Pesonally I would stick it in the highest interest deposit accounts around  at the moment, you probably won`t get a hell of a lot more than 4.5% ish somewhere like anglo irish bank or ulster bank ( reward reserve account) of course stick 10k in rabo (5% at present), 14500 in first active(5.22% at present up to 15k)this account adds interest monthly so if you stick in 15k straight away after 1 month you go over the 15k threshold and rate drops to something like 3.75%, then you have the new aib 7 day online account giving 5% up to 10k. I would spread the rest around a bit to minimise your exposure to any northern rock type problems... unlikely but worth it for a few hours extra work. I am in a similar situation but am waiting for the first few months of 2008 to see where or even if I invest in something else as volatility is the worry at the moment.Nice position to be in though!


----------



## soy (20 Dec 2007)

Stick it in a high interest deposit account for now and seek professional advice in the new year (ensure it is independent and fee based).
In the meantime, read the key posts and then sit down and document what your long term goal is for this money and your tolerance for risk. This will ensure you are fully prepared before you hire a financial advisor.


----------



## mickeyg (20 Dec 2007)

You can get 4.99% or thereabouts from Anglo for a 3 month deposit.


----------



## Bronte (20 Dec 2007)

Bare in mind that putting money in a deposit account is actually losing you money because of inflation and DIRT tax.


----------



## derryman (20 Dec 2007)

Bronte said:


> Bear in mind that putting money in a deposit account is actually losing you money because of inflation and DIRT tax.


 
but not to the extent that recent ISEQ and / or property investment might have


----------



## ClubMan (20 Dec 2007)

Bronte said:


> Bare in mind that putting money in a deposit account is actually losing you money because of inflation and DIRT tax.

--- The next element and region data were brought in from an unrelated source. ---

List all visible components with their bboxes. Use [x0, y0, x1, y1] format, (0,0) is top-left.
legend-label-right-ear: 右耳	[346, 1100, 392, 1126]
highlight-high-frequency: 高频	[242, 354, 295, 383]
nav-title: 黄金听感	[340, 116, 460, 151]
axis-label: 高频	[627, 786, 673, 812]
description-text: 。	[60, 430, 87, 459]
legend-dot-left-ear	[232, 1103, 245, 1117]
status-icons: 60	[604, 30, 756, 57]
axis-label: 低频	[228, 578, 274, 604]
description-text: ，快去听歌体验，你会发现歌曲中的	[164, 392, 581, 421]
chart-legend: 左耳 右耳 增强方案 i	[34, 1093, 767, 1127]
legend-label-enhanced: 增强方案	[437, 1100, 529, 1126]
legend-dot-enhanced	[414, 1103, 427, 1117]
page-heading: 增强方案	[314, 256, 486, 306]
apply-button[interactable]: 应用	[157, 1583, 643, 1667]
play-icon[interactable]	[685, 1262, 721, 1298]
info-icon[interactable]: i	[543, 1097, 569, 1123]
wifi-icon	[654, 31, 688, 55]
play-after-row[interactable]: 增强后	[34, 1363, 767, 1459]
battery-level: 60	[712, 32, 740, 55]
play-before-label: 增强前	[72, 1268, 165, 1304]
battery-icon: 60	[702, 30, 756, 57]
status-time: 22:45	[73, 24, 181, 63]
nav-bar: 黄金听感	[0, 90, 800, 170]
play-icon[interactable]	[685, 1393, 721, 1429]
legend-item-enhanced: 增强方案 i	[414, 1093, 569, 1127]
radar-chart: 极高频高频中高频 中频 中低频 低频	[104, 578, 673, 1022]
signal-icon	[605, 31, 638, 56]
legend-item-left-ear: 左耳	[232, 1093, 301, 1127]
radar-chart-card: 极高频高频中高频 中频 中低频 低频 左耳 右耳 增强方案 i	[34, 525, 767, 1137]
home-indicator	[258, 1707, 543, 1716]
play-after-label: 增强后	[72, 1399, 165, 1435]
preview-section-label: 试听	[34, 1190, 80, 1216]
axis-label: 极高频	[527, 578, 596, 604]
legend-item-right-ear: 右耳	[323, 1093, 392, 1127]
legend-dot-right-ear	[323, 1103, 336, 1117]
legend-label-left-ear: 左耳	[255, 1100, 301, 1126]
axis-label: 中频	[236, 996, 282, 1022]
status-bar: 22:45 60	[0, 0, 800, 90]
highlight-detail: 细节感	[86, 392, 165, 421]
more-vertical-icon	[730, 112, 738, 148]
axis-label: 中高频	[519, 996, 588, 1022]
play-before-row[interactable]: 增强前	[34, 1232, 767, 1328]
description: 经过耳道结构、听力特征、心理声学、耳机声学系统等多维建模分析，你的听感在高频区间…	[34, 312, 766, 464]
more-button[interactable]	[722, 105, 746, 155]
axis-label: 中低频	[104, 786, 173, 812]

Not necessarily - especially if you deposit at c. 5%+ and consider _HICP _rather than _CPI _inflation (_HICP _is arguably a more meaningful measure of inflation for people who have no mortgages for example). Still - medium/long term it probably doesn't make sense to have large sums of money on deposit...


----------



## Caveat (20 Dec 2007)

Bronte said:


> Bare in mind that putting money in a deposit account is actually losing you money because of inflation and DIRT tax.


 
You were actually right the first time with "bear" BTW


----------



## noel 2006 (20 Dec 2007)

You could split the money between (i) blue chips or equity funds and (ii) high yield deposits.  That way you have protection from further stock market falls but benefit on some of your investment from increases in the stock market. Over time you could increase the equity component if you get more comfortable with the risks involved.


----------



## FredBloggs (20 Dec 2007)

If you have a mortgage you should consider putting a portion of it against that.
I would also consider putting €20K in a share account with the Irish Nationwide if you are not already a member. I know everyone will say its too late and the INBS will demutualise in a matter of months and well before 2 years but the way things are happening at the moment you never know - plus you will get an ok rate of interest on your €20K.


----------